Wednesday, January 11, 2006

MDA Skeptic - part 2: Impact on roles


The first thought that stroke me while getting deep on the subject, is the fact that moving the focus from the code to the model means also that the development team must be reshaped accordingly. Roughly said: you need more modelers and less developers. Traditional development phases get affected as well: modeling actually becomes coding, so the borderline between development and implementation becomes blurred.

Modelers
To cope with MDA, modelers have to be pretty skilled in UML. One might argue that they must have been anyway, but this is not always the case. Normally, you define a reasonable subset of the features you might want to model at a certain level of the development process, according to the available skills of the team, and you postpone or ignore the others. For example, a good UML modeler knows that there is a tight semantic relation between choosing an association or an aggregation and the resulting code for constructors, but in some contexts this can be an unnecessary complication for the expected result of the analysis phase. With a MDA approach some of these sometimes “unnecessary details” become key modeling abstractions, so modelers need to manage them as well: their UML knowledge must be better than what they’re used to and since their model is running, they need to be a bit more in the developer perspective.

There’s a sort of Darwinian selection here: some folks normally can keep on modeling as long as somebody else is doing the dirty job of making things work (reviewing or sometimes also ignoring the given model), they probably are not going to make it with MDA – “Am I supposed to run my diagrams?” – while some others (probably with developers skills) could face the challenge. Anyway, since you need to spend more time modeling than in a normal process, the more reasonable choice is to have some of your developers be trained in high level UML to join your analysts in refining the model.

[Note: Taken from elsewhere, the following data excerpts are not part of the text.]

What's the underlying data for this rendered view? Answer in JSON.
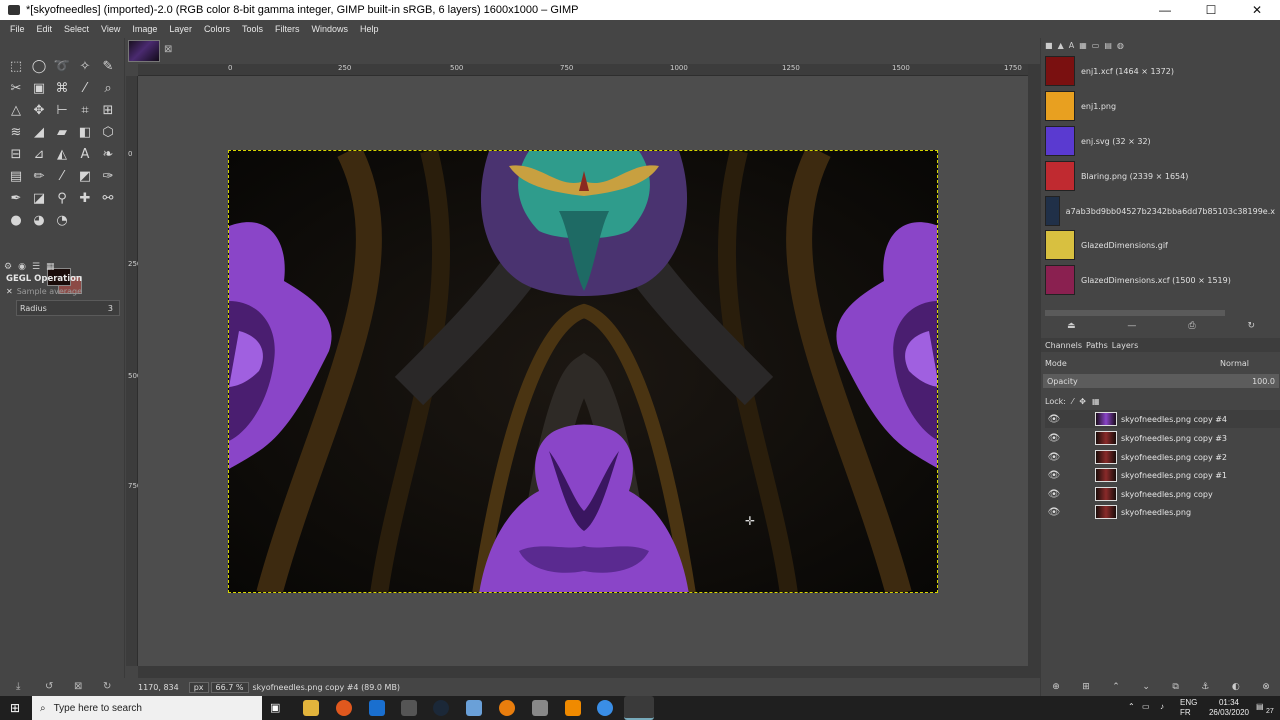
{
  "window": {
    "title": "*[skyofneedles] (imported)-2.0 (RGB color 8-bit gamma integer, GIMP built-in sRGB, 6 layers) 1600x1000 – GIMP",
    "minimize": "—",
    "maximize": "☐",
    "close": "✕"
  },
  "menu": [
    "File",
    "Edit",
    "Select",
    "View",
    "Image",
    "Layer",
    "Colors",
    "Tools",
    "Filters",
    "Windows",
    "Help"
  ],
  "tool_options": {
    "title": "GEGL Operation",
    "sample": "Sample average",
    "radius_label": "Radius",
    "radius_value": "3"
  },
  "ruler": {
    "h_ticks": [
      "0",
      "250",
      "500",
      "750",
      "1000",
      "1250",
      "1500",
      "1750"
    ],
    "v_ticks": [
      "0",
      "250",
      "500",
      "750"
    ]
  },
  "status": {
    "coords": "1170, 834",
    "unit": "px",
    "zoom": "66.7 %",
    "layer_info": "skyofneedles.png copy #4 (89.0 MB)"
  },
  "images_panel": [
    {
      "label": "enj1.xcf (1464 × 1372)",
      "thumb_color": "#7a1010"
    },
    {
      "label": "enj1.png",
      "thumb_color": "#e8a020"
    },
    {
      "label": "enj.svg (32 × 32)",
      "thumb_color": "#5a3ad0"
    },
    {
      "label": "Blaring.png (2339 × 1654)",
      "thumb_color": "#c02a30"
    },
    {
      "label": "a7ab3bd9bb04527b2342bba6dd7b85103c38199e.x",
      "thumb_color": "#203048"
    },
    {
      "label": "GlazedDimensions.gif",
      "thumb_color": "#d8c040"
    },
    {
      "label": "GlazedDimensions.xcf (1500 × 1519)",
      "thumb_color": "#8a2050"
    }
  ],
  "layers_tabs": {
    "channels": "Channels",
    "paths": "Paths",
    "layers": "Layers"
  },
  "layers_dock": {
    "mode_label": "Mode",
    "mode_value": "Normal",
    "opacity_label": "Opacity",
    "opacity_value": "100.0",
    "lock_label": "Lock:"
  },
  "layers": [
    "skyofneedles.png copy #4",
    "skyofneedles.png copy #3",
    "skyofneedles.png copy #2",
    "skyofneedles.png copy #1",
    "skyofneedles.png copy",
    "skyofneedles.png"
  ],
  "taskbar": {
    "search_placeholder": "Type here to search",
    "lang": "ENG",
    "region": "FR",
    "time": "01:34",
    "date": "26/03/2020",
    "notif": "27"
  }
}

Sounds like I am getting too far on the skeptic’s side, but that’s not exactly the case. If you can have good modelers in your team, forcing a strict link between the model (and have it look like a real good OO one) and the actual code that’s the best option. My favorite approach in this case is pretty close to Evans’ Domain Driven Design. As a consultant, I have to say that this is not always the case: sometimes you have to work with pure modelers and have the team dynamics get the software done somehow.

Developers
We are asking a great sacrifice to the development team, we are asking them to abandon what they have more sacred: their fully featured IDE. Moving the focus in the modeling area can result in a loss of productivity in the small scale (on the large scale the MDA promise is to code less so it might still be convenient after all) due to a lower confidence with the development tools. After all Eclipse, X-Doclet, Together and so on already do generate some code, and good developers are really fast in that.

To be honest, development IDEs will still have to be used, for custom implementation to be mapped or mapped, but this appears more like an exception to the development process than the rule.

Probably the main point here is that the developer is now dropped in a more complex context than he is used to, having to leave a mono-dimensional development environment (the code) to a multi-dimensional one where the code is just the projection of different models, mapping, links, markers and so on. In the small scale the situation is just getting more complex for the developer, which resembles the situation happened during transition from procedural to OOP code (I still remember the panic of COBOL developers trying to follow execution flow across class boundaries when debugging their first OO application).

Resistance is a common phenomenon before a revolution, and MDA aims to be a revolution, so it just makes sense. The question is when will it get the required critical mass?